See examples/concurrent for the two-terminal walkthrough, or run pnpm demo:concurrent for the self-verifying end-to-end demo.

Provenance as data

Every page records authored_by, model, structured sources, review transitions, and the reviewer — queryable and git-diffable, not free-text footnotes. Git blame tells you who committed the bytes; Nema tells you what the agent cited and that a human signed off. The /trust route renders this as a reader-facing dashboard. (Durable substrate — the long-term audit/compliance surface — not the day-one hook.)

What the gates catch

nema check runs every gate and tells you exactly what to fix — for a human at a terminal and for an agent in a loop:

nema check — 3 error(s), 0 warning(s) · 2 pages
  ✗ [links-resolve] guide/intro: broken internal link -> ./missing.md
      help: Fix the link path, or create the page it points to.
  ✗ [reachability] guide/intro: orphan — not linked from any other page
      help: Link to the page from another page, or list its path in `rootExempt`.
  ✗ [draft-pages-not-reviewed] index: status=reviewed without recorded human approval
      help: Set the page back to `status: draft`. Promotion happens only on human PR approval.

--json emits a stable machine-readable report for CI and agents; nema explain <rule> says why a gate fires; nema doctor preflights Node / git / gh / auth / config; nema coherence extends the gates across draft branches at merge time (see above).

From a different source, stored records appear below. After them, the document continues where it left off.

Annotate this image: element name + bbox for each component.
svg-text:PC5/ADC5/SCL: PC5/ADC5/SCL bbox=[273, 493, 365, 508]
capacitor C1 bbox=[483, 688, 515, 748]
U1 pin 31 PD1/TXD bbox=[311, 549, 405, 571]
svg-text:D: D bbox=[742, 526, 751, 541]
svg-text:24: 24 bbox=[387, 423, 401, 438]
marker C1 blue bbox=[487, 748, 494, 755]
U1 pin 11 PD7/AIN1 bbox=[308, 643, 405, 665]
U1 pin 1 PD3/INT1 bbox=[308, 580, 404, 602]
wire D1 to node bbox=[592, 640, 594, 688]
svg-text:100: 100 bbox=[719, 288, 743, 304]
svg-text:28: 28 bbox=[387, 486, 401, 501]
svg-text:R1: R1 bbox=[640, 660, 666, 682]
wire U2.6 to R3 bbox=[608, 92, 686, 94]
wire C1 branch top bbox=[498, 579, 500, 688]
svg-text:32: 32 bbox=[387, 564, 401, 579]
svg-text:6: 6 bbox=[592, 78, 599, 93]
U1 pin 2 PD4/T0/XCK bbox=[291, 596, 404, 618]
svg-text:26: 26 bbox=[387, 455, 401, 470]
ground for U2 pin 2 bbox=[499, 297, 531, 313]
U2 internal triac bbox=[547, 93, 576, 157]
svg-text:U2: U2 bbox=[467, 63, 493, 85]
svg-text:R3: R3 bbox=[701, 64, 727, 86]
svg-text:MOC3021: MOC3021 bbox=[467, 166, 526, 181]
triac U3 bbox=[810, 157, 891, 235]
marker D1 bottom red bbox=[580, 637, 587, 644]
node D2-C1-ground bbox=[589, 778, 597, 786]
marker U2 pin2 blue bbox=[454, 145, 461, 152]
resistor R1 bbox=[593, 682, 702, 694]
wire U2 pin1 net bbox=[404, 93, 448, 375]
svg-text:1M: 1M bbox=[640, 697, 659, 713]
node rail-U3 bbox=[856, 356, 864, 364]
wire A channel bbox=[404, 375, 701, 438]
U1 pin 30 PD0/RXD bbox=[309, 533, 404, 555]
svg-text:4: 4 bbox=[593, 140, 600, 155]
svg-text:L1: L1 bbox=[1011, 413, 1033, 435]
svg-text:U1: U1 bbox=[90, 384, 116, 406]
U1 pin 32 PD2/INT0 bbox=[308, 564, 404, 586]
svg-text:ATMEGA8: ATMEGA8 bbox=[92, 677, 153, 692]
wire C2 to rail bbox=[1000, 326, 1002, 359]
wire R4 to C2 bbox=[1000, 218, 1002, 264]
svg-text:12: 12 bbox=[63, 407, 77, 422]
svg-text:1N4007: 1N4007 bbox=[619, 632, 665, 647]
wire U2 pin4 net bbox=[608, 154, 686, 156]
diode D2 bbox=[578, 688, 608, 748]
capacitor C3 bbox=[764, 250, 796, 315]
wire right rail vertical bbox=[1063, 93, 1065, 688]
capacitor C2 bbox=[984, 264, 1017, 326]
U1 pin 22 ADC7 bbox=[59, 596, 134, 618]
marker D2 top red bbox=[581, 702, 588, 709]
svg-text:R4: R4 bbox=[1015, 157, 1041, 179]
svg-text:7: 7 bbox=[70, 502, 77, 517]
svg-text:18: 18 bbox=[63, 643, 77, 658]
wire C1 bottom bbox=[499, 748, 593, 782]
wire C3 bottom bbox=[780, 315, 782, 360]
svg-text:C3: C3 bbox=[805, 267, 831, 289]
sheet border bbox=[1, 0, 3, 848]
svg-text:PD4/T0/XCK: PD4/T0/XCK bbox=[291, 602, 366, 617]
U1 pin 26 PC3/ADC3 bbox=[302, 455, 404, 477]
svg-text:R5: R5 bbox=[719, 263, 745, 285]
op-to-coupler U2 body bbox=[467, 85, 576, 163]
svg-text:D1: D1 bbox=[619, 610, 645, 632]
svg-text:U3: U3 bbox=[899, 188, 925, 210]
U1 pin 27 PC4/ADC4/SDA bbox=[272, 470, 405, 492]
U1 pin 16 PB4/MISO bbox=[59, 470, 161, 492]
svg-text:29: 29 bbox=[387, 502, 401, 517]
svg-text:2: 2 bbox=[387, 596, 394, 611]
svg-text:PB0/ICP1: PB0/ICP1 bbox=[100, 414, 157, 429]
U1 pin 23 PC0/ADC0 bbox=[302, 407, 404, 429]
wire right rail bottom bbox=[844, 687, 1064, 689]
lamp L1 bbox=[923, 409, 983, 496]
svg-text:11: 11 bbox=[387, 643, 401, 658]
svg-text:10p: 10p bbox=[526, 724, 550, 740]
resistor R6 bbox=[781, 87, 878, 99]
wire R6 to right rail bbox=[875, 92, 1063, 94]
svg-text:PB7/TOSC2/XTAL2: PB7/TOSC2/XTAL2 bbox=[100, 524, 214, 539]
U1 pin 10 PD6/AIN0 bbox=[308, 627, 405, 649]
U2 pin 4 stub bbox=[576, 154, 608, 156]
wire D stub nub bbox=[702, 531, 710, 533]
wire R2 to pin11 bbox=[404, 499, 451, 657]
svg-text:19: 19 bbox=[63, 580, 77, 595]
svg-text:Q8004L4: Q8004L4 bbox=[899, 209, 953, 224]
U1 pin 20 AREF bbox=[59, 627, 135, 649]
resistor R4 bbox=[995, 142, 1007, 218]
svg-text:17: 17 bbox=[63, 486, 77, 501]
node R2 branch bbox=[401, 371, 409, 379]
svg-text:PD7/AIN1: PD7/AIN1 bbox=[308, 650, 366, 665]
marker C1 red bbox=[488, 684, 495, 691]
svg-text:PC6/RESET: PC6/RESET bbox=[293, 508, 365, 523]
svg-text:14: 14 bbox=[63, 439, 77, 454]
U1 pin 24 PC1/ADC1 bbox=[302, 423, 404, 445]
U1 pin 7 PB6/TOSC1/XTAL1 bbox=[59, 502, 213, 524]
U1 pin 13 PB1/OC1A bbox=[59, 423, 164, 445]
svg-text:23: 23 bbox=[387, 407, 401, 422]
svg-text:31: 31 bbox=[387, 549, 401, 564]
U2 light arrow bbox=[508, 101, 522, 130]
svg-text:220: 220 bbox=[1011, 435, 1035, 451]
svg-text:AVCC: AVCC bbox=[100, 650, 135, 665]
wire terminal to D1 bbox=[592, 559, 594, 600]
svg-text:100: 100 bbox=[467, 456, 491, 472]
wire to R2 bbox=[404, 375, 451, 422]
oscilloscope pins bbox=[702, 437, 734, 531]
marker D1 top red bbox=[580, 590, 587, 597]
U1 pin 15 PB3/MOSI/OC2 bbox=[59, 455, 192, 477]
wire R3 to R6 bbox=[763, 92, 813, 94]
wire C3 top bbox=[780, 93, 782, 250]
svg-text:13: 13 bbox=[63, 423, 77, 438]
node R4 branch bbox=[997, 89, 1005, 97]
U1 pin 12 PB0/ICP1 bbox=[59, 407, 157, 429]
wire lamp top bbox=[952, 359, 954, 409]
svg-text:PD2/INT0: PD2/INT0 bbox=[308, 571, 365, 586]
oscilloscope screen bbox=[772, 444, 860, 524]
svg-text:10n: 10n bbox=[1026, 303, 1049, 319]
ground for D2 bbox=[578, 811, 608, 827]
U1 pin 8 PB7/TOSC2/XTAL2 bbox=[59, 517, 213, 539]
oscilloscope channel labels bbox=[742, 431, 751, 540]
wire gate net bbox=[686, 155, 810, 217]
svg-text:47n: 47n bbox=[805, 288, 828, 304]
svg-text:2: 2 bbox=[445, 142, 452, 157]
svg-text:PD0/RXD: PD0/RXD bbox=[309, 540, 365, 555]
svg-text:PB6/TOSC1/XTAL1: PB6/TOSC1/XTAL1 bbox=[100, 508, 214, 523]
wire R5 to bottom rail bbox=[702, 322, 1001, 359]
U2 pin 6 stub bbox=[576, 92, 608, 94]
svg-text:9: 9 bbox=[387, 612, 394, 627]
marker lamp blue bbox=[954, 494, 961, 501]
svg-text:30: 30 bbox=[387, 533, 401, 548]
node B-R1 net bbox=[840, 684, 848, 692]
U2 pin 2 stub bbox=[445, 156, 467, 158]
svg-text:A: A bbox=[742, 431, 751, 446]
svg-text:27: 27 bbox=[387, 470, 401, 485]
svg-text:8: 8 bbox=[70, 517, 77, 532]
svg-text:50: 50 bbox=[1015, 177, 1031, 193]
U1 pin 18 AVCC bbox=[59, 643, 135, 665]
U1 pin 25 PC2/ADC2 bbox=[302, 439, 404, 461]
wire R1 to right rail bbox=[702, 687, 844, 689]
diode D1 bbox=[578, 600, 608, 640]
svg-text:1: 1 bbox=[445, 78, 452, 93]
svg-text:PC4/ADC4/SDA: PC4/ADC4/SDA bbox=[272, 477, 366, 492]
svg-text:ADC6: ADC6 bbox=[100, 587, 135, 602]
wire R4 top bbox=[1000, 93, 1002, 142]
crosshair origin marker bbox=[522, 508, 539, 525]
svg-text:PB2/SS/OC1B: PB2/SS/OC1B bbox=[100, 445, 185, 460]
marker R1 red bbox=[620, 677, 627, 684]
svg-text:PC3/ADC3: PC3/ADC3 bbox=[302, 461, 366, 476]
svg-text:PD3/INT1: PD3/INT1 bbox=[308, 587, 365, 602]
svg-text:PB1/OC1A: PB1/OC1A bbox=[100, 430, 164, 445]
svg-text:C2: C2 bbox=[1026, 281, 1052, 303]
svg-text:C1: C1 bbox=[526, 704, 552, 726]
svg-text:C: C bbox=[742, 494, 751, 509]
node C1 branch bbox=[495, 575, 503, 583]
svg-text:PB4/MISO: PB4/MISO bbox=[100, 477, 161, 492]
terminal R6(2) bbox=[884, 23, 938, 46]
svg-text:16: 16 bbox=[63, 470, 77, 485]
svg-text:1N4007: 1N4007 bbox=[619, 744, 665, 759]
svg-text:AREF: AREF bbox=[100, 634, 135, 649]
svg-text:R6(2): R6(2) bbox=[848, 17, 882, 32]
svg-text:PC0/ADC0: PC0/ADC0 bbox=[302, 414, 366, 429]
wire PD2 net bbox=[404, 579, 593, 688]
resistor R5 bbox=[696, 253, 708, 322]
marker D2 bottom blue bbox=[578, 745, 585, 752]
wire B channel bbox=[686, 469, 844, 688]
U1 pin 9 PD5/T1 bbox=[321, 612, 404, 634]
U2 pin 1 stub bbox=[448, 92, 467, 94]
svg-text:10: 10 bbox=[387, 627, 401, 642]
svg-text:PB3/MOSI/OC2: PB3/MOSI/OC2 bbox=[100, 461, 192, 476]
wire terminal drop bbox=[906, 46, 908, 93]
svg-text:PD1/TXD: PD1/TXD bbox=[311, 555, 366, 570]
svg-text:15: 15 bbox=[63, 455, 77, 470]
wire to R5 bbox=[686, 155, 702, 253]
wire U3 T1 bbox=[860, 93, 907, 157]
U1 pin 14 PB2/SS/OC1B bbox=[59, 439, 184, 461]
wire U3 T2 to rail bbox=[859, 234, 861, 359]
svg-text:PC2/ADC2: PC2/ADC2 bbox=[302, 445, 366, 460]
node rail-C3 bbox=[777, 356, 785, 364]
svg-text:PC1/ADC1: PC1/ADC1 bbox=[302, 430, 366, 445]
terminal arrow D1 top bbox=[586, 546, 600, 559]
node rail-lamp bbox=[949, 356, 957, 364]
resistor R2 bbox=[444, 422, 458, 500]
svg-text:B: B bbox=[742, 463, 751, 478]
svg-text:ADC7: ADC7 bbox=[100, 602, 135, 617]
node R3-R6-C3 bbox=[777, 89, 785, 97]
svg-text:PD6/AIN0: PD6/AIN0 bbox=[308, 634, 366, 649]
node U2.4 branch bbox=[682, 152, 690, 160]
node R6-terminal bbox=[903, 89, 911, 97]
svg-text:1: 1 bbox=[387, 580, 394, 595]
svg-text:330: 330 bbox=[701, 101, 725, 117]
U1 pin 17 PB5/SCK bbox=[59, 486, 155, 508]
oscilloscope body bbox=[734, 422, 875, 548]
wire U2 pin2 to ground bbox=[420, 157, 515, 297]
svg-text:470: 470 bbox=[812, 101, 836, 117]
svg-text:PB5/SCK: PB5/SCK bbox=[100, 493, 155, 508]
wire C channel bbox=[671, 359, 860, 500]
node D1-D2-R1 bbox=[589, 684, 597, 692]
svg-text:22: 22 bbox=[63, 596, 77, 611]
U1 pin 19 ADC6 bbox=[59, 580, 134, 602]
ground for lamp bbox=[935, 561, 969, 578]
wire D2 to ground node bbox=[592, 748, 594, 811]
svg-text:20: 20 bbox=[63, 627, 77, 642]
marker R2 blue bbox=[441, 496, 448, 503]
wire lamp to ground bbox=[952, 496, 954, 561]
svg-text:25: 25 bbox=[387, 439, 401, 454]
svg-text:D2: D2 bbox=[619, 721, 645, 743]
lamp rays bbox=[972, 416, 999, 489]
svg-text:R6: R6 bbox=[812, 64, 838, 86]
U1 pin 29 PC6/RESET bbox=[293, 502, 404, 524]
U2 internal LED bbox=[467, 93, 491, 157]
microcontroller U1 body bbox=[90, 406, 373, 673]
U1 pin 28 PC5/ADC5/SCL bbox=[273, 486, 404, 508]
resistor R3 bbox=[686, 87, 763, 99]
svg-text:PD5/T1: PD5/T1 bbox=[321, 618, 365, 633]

To bootstrap a corpus from existing code, nema generate <src> ingests a source repo (package metadata, README intro, exported symbols) and writes a seeded, gate-green diátaxis doc set — a factual skeleton your agent then fills with prose through the draft loop. It never writes prose itself.

Architecture

A pnpm + Turborepo monorepo. The engine is renderer-agnostic: the core packages (schema, core, provenance, gates, producer, mcp) read content files directly and never import a renderer. Only adapter-fumadocs and the app template touch React/Next.

Package Responsibility
@getnema/schema SSOT content model + Zod + provenance shapes
@getnema/core load / getPage / search (BM25) / renderMarkdown / nav
@getnema/provenance read / merge / recordTransition / verify
@getnema/gates validation rules behind nema check
@getnema/producer draft → branch → PR → approve → state-flip
@getnema/mcp MCP server: read tools + write tools
@getnema/cli the nema binary
@getnema/adapter-kit coreadapter contract + conformance suite
@getnema/adapter-fumadocs reference renderer (Next/React)
create-nema npx create-nema [--app] scaffolder

On the roadmap (not yet shipped)

The structural moat — concurrent authoring with slot-leasing and a merge-time coherence gate — now ships (see above). What's still ahead, built in the open:

  • A hosted control plane — optional coordination + cross-repo provenance for teams that want it; the open core always runs fully self-hosted, and git stays the source of truth. A robust distributed lease (replacing the filesystem lease) lives here.
  • Per-claim provenance and additional renderer adapters (Starlight/Astro) to prove the renderer-agnostic boundary.

Status

v0.1 alpha. The producer loop runs end to end and renders; multi-agent concurrent authoring (slot leasing + merge-time coherence) ships and is exercised in CI. The engine is green (tests, lint, typecheck, build). Expect breaking changes before 0.1.0.

Contributing

Contributions are accepted under the Developer Certificate of Origin — sign your commits with git commit -s. Start with CONTRIBUTING.md; see GOVERNANCE.md for how decisions get made.

License

Apache-2.0. The whole engine is open source. The reserved ee/ directory is out of scope for the core license and reserved for a future source-available commercial tier.